Its Moreno Valley warehouse now serves 38 stores in seven counties, from Simi Valley to Calexico.

Its newest stores opened June 1 in Downey and Garden Grove.

The expansion will make Aldi the nation’s third largest grocery company, after Wal-Mart and Kroger, although the three businesses are very different.

Aldi is classified as a limited assortment market and stocks less than 2,000 items, “weekly must-haves,” unlike Kroger’s supermarkets and the Inland’s Stater Bros., which stock 50,000 items with a wide assortment of name brands.

It keeps prices down my selling exclusive brands and providing no-frills service. Customers not only bag their own groceries, they stack shopping carts in order to get back a 25-cent deposit they pay to use them.

Before announcing the expansion, Aldi had already planned to invest $1.6 billion in remodeling 1,300 of its stores by 2020, a program that didn’t affect Southern California because all the stores here are new.

Although Aldi opened some of its stores in existing retail space, such as the San Bernardino store on Hospitality Lane, it built several from the ground up.

Aldi stores encouraged new retail around them, such as in Yucaipa, where Starbucks and Great Clips opened in a new pod on the same lot.

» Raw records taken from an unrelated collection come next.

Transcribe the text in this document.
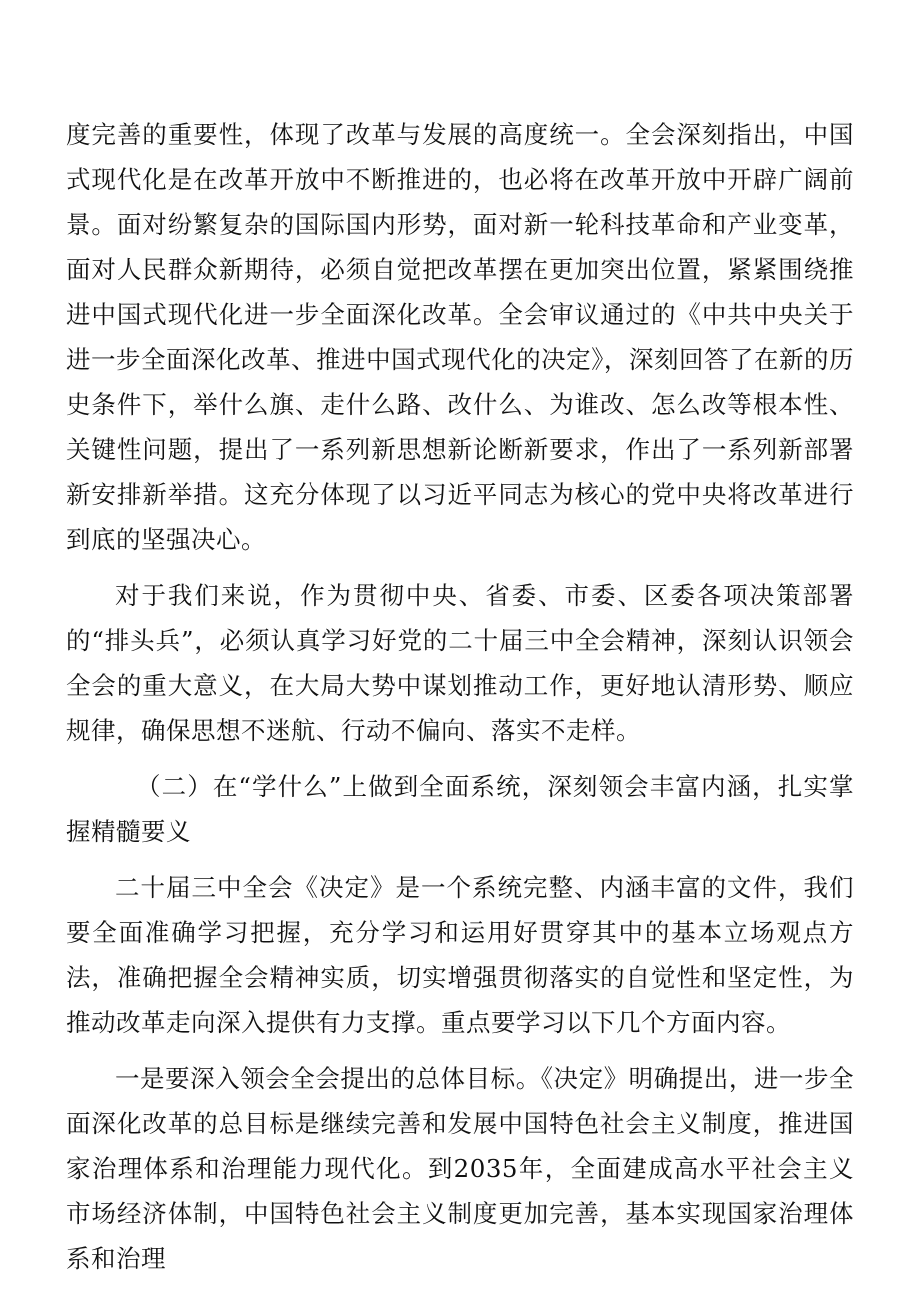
度完善的重要性，体现了改革与发展的高度统一。全会深刻指出，中国式现代化是在改革开放中不断推进的，也必将在改革开放中开辟广阔前景。面对纷繁复杂的国际国内形势，面对新一轮科技革命和产业变革，面对人民群众新期待，必须自觉把改革摆在更加突出位置，紧紧围绕推进中国式现代化进一步全面深化改革。全会审议通过的《中共中央关于进一步全面深化改革、推进中国式现代化的决定》，深刻回答了在新的历史条件下，举什么旗、走什么路、改什么、为谁改、怎么改等根本性、关键性问题，提出了一系列新思想新论断新要求，作出了一系列新部署新安排新举措。这充分体现了以习近平同志为核心的党中央将改革进行到底的坚强决心。

对于我们来说，作为贯彻中央、省委、市委、区委各项决策部署的“排头兵”，必须认真学习好党的二十届三中全会精神，深刻认识领会全会的重大意义，在大局大势中谋划推动工作，更好地认清形势、顺应规律，确保思想不迷航、行动不偏向、落实不走样。

（二）在“学什么”上做到全面系统，深刻领会丰富内涵，扎实掌握精髓要义

二十届三中全会《决定》是一个系统完整、内涵丰富的文件，我们要全面准确学习把握，充分学习和运用好贯穿其中的基本立场观点方法，准确把握全会精神实质，切实增强贯彻落实的自觉性和坚定性，为推动改革走向深入提供有力支撑。重点要学习以下几个方面内容。

一是要深入领会全会提出的总体目标。《决定》明确提出，进一步全面深化改革的总目标是继续完善和发展中国特色社会主义制度，推进国家治理体系和治理能力现代化。到2035年，全面建成高水平社会主义市场经济体制，中国特色社会主义制度更加完善，基本实现国家治理体系和治理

Aldi’s arrival in California created a sensation among job seekers. In September, 2015, more than 27,000 applicants showed up for 100 warehouse positions at a Moreno Valley job fair, with traffic clogging streets to the 60 freeway.

The number of Inland jobs Aldi has created was not available at press time.

Grocery is a competitive industry and shortly before Aldi’s arrival two chains, Fresh & Easy and Haggen, went out of business, partially due to rapid growth.